Avandia leads to significant health problems and, in some cases, death.

Avandia is an oral antidiabetic agent that is produced by the pharmaceutical company, GlaxoSmithKline (GSK). The Food and Drug Administration (FDA) first approved Avandia as an effective medication for Adults with type II diabetes in 1999. Known side effects of the drug include congestive heart failure, myocardial ischemic, heart attack, liver toxicity or failure, and stroke. In June 2001, the FDA requested that GSK stop distributing misleading informational material, which minimized the alleged risks of taking Avandia. Despite the FDA’s rising concern, by 2006, nearly 4 million Americans were taking the medication as treatment for type II diabetes.
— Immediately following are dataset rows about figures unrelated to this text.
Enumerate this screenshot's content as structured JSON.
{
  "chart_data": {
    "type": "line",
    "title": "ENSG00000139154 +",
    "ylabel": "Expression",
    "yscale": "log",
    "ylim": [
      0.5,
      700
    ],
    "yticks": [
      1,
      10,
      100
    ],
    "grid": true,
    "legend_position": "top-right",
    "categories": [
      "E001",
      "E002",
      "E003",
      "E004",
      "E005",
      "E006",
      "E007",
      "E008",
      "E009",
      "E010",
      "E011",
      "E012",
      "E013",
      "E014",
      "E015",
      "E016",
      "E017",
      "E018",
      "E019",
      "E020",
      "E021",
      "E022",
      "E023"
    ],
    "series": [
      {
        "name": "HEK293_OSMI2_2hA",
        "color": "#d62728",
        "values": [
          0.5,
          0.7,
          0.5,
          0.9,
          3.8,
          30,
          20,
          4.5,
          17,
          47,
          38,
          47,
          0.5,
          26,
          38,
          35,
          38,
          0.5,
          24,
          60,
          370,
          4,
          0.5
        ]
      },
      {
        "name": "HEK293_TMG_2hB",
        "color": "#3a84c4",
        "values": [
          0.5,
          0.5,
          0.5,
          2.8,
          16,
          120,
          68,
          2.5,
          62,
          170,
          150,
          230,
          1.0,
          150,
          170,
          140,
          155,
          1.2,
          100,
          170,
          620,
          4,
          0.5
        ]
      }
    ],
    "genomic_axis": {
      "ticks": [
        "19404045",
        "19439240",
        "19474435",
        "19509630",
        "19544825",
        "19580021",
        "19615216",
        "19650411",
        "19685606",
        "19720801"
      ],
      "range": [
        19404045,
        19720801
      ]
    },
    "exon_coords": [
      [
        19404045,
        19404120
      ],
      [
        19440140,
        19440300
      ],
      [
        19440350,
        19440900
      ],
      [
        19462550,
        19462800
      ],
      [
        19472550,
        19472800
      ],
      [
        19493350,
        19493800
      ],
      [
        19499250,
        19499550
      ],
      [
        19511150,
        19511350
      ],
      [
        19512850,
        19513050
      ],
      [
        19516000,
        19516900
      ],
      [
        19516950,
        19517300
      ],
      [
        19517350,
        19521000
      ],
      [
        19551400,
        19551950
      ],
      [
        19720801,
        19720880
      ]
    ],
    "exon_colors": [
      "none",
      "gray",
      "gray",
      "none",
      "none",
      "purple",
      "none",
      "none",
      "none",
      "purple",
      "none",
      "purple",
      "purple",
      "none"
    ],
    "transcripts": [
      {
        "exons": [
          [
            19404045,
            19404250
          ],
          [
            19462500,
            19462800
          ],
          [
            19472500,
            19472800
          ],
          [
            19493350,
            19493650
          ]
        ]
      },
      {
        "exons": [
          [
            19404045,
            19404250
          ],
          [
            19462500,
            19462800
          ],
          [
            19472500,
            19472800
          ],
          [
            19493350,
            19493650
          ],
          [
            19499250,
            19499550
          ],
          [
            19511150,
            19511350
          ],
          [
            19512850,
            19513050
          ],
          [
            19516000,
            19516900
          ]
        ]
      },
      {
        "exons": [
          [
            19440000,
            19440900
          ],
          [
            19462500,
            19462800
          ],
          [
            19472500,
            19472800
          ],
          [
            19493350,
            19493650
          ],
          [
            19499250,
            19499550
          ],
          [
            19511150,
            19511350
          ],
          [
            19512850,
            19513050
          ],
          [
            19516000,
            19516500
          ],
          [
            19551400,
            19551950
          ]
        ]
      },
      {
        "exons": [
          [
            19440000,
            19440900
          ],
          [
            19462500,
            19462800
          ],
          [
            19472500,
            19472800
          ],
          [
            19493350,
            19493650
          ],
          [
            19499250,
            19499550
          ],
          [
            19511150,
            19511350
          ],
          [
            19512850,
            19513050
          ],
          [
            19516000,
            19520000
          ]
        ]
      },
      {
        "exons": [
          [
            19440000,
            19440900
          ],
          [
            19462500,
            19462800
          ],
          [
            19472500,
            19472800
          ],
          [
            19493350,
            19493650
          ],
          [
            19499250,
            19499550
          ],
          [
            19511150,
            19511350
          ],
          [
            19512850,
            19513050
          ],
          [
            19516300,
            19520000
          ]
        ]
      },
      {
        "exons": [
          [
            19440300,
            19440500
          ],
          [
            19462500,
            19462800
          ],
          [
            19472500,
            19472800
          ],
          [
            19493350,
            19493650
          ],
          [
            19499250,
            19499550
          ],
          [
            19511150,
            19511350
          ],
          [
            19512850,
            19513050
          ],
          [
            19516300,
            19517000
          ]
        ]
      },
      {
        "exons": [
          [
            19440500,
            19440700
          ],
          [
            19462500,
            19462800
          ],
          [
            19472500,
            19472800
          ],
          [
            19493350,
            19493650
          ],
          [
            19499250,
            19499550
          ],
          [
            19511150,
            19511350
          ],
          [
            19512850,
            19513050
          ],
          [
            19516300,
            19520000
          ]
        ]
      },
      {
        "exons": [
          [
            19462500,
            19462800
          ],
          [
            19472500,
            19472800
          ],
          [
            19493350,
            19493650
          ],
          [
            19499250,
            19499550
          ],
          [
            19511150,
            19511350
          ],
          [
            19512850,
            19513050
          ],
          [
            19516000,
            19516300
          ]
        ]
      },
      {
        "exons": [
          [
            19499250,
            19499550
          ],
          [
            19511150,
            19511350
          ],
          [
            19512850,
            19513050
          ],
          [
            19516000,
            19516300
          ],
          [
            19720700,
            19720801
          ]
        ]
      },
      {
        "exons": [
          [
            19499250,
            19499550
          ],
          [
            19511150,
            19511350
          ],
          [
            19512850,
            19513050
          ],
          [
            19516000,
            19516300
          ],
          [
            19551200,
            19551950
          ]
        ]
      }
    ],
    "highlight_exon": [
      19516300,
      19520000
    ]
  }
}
Then, in 2007, the FDA completed an eye-opening study, which stated that Avandia increased an individual’s risk of having a heart attack by 43%, and increased an individual’s risk of dying from general heart disease by 64%. It became clear that Avandia was not fulfilling its marketed role as an effective medication with little risk of serious side effects. The label of prescription medications is supposed to give a comprehensive review of all the risks associated with taking a drug. GSK, however, failed to fully disclose information concerning the severe side effects linked to Avandia. In fact, GSK withheld information regarding a study they performed that highlighted the increased risk of heart attacks associated with Avandia. The company chose large profit margins over the well being of their consumer, and deserves to be held accountable for its irresponsible actions.